Hincmar, a celebrated churchman of the 9th century, of the family of the Counts of Toulouse, was born in 806. He was educated in the monastery of St Denis; was named abbot of the abbey of Compiègne and St Germain; and in 845 was elected Archbishop of Rheims. Rothadins, Bishop of Soissons, and suffragan of Hincmar, deposed a priest of his diocese, who appealed to Hincmar, as metropolitan, and was ordered by him to be restored to office. Rothadins, resisting this order, and having been in consequence excommunicated by the archbishop, appealed to the pope, Nicholas I., in 862, who at once ordered Hincmar to restore Rothadins, or to appear at Rome to vindicate the sentence. Ultimately Nicholas annulled the sentence. Hincmar, after some demur, was forced to acquiesce, and Rothadins was restored to his see. Hincmar wrote much against the strong predestinarian views of the monk Gottschalk, whom he united with others in degrading and imprisoning. Gottschalk died in prison after eighteen years' confinement.
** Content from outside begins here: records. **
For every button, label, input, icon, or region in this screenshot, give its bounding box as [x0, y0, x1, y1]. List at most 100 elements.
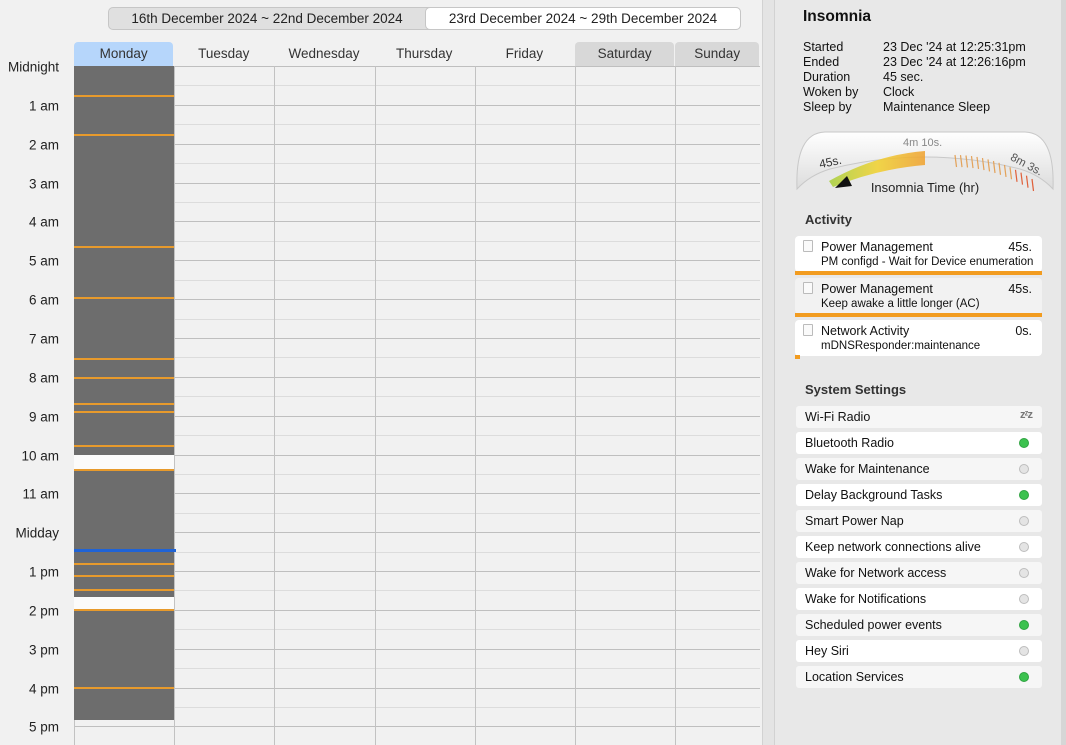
document-icon	[803, 282, 813, 294]
week-calendar: 16th December 2024 ~ 22nd December 2024 …	[0, 0, 762, 745]
setting-label: Wake for Network access	[805, 566, 947, 580]
status-on-icon	[1019, 672, 1029, 682]
wake-event-marker[interactable]	[74, 402, 174, 405]
setting-wake-for-maintenance: Wake for Maintenance	[796, 458, 1042, 480]
split-view-divider[interactable]	[762, 0, 775, 745]
hour-label: 1 pm	[28, 564, 59, 580]
hour-gridline	[74, 415, 760, 417]
day-header-sunday[interactable]: Sunday	[675, 42, 760, 66]
detail-row-duration: Duration 45 sec.	[803, 70, 923, 84]
wake-event-marker[interactable]	[74, 377, 174, 380]
wake-event-marker[interactable]	[74, 687, 174, 690]
status-off-icon	[1019, 646, 1029, 656]
hour-gridline	[74, 493, 760, 495]
week-grid[interactable]	[74, 66, 760, 745]
current-event-indicator[interactable]	[74, 549, 176, 553]
activity-duration: 0s.	[1015, 324, 1032, 338]
awake-period[interactable]	[74, 720, 174, 745]
day-header-thursday[interactable]: Thursday	[375, 42, 474, 66]
hour-gridline	[74, 726, 760, 728]
setting-wake-for-network-access: Wake for Network access	[796, 562, 1042, 584]
wake-event-marker[interactable]	[74, 411, 174, 414]
wake-event-marker[interactable]	[74, 297, 174, 300]
current-week-segment[interactable]: 23rd December 2024 ~ 29th December 2024	[425, 7, 741, 30]
half-hour-gridline	[74, 396, 760, 398]
day-column-divider	[575, 66, 576, 745]
wake-event-marker[interactable]	[74, 134, 174, 137]
wake-event-marker[interactable]	[74, 245, 174, 248]
detail-row-ended: Ended 23 Dec '24 at 12:26:16pm	[803, 55, 1026, 69]
hour-gridline	[74, 260, 760, 262]
activity-item[interactable]: Power Management 45s. PM configd - Wait fo…	[795, 236, 1042, 275]
detail-value: 23 Dec '24 at 12:26:16pm	[883, 55, 1026, 69]
half-hour-gridline	[74, 707, 760, 709]
activity-item[interactable]: Power Management 45s. Keep awake a little …	[795, 278, 1042, 317]
hour-label: 8 am	[28, 370, 59, 386]
hour-gridline	[74, 571, 760, 573]
activity-subtitle: PM configd - Wait for Device enumeration	[821, 256, 1034, 268]
hour-label: 7 am	[28, 331, 59, 347]
day-column-divider	[174, 66, 176, 745]
detail-value: 23 Dec '24 at 12:25:31pm	[883, 40, 1026, 54]
previous-week-segment[interactable]: 16th December 2024 ~ 22nd December 2024	[109, 8, 425, 29]
day-header-friday[interactable]: Friday	[475, 42, 574, 66]
activity-item[interactable]: Network Activity 0s. mDNSResponder:mainten…	[795, 320, 1042, 359]
hour-gridline	[74, 221, 760, 223]
day-header-monday[interactable]: Monday	[74, 42, 174, 66]
half-hour-gridline	[74, 512, 760, 514]
activity-title: Power Management	[821, 240, 933, 254]
status-off-icon	[1019, 464, 1029, 474]
status-off-icon	[1019, 516, 1029, 526]
activity-title: Network Activity	[821, 324, 910, 338]
half-hour-gridline	[74, 163, 760, 165]
week-selector[interactable]: 16th December 2024 ~ 22nd December 2024 …	[108, 7, 741, 30]
day-header-saturday[interactable]: Saturday	[575, 42, 675, 66]
wake-event-marker[interactable]	[74, 562, 174, 565]
detail-value: Clock	[883, 85, 915, 99]
detail-label: Woken by	[803, 85, 859, 99]
window-edge	[1061, 0, 1066, 745]
wake-event-marker[interactable]	[74, 445, 174, 448]
sleep-period[interactable]	[74, 609, 174, 720]
wake-event-marker[interactable]	[74, 575, 174, 578]
wake-event-marker[interactable]	[74, 469, 174, 472]
setting-wi-fi-radio: Wi-Fi Radio zᶻz	[796, 406, 1042, 428]
half-hour-gridline	[74, 279, 760, 281]
insomnia-time-gauge: 45s. 4m 10s. 8m 3s. Insomnia Time (hr)	[795, 131, 1055, 195]
half-hour-gridline	[74, 551, 760, 553]
day-header-tuesday[interactable]: Tuesday	[174, 42, 273, 66]
hour-label: 1 am	[28, 98, 59, 114]
hour-gridline	[74, 182, 760, 184]
hour-gridline	[74, 687, 760, 689]
status-on-icon	[1019, 620, 1029, 630]
setting-keep-network-connections-alive: Keep network connections alive	[796, 536, 1042, 558]
hour-label: 4 pm	[28, 681, 59, 697]
setting-scheduled-power-events: Scheduled power events	[796, 614, 1042, 636]
hour-gridline	[74, 376, 760, 378]
activity-subtitle: Keep awake a little longer (AC)	[821, 298, 980, 310]
hour-gridline	[74, 104, 760, 106]
half-hour-gridline	[74, 357, 760, 359]
details-panel: Insomnia Started 23 Dec '24 at 12:25:31pm…	[775, 0, 1061, 745]
status-on-icon	[1019, 438, 1029, 448]
hour-label: 5 am	[28, 253, 59, 269]
sleep-period[interactable]	[74, 66, 174, 455]
setting-label: Scheduled power events	[805, 618, 942, 632]
day-column-divider	[675, 66, 677, 745]
day-header-wednesday[interactable]: Wednesday	[274, 42, 373, 66]
setting-location-services: Location Services	[796, 666, 1042, 688]
wake-event-marker[interactable]	[74, 589, 174, 592]
setting-smart-power-nap: Smart Power Nap	[796, 510, 1042, 532]
wake-event-marker[interactable]	[74, 608, 174, 611]
wake-event-marker[interactable]	[74, 357, 174, 360]
document-icon	[803, 324, 813, 336]
hour-gridline	[74, 648, 760, 650]
hour-gridline	[74, 337, 760, 339]
sleep-period[interactable]	[74, 470, 174, 597]
half-hour-gridline	[74, 85, 760, 87]
setting-label: Hey Siri	[805, 644, 849, 658]
hour-label: Midnight	[7, 59, 59, 75]
wake-event-marker[interactable]	[74, 94, 174, 97]
detail-row-woken-by: Woken by Clock	[803, 85, 914, 99]
detail-row-sleep-by: Sleep by Maintenance Sleep	[803, 100, 990, 114]
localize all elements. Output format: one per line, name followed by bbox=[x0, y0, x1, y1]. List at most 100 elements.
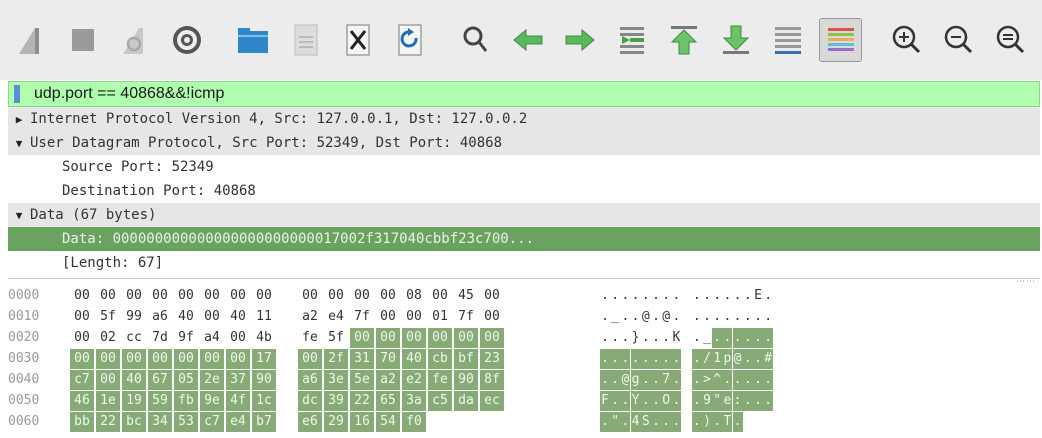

The conduct of Hincmar is also historically interesting in relation to the temporal power of the medieval papacy. Under Adrian II. a question arose as to the succession to the sovereignty of Lorraine on the death of King Lothaire, the pope favouring the pretensions of the Emperor Lewis in opposition to those of Charles the Bold of France. To the mandate which Adrian addressed to the subjects of Charles and to the nobles of Lorraine, accompanied by a menace of the censures of the church, Hincmar offered a firm and persistent opposition. He was equally firm in resisting the undue extension of the royal prerogative in ecclesiastical affairs. When the Emperor Lewis III. sought to obtrude an unworthy favourite upon the see of Beauvais, Hincmar boldly demonstrated, and fearlessly denounced the unjustifiable usurpation. Hincmar died in the year 882.
His works were collected by the Jesuit Sirmond (1645), and are to be found in Migne's Cursus Patr. Compl. His Annales Bertiniani, from 861 to 882, are in vol. i. of Pertz's Monumenta. See Prichard, Life and Times of Hincmar (1849), and German works by Norden (1862), Sdrøle (1881), and Schrørs (1884).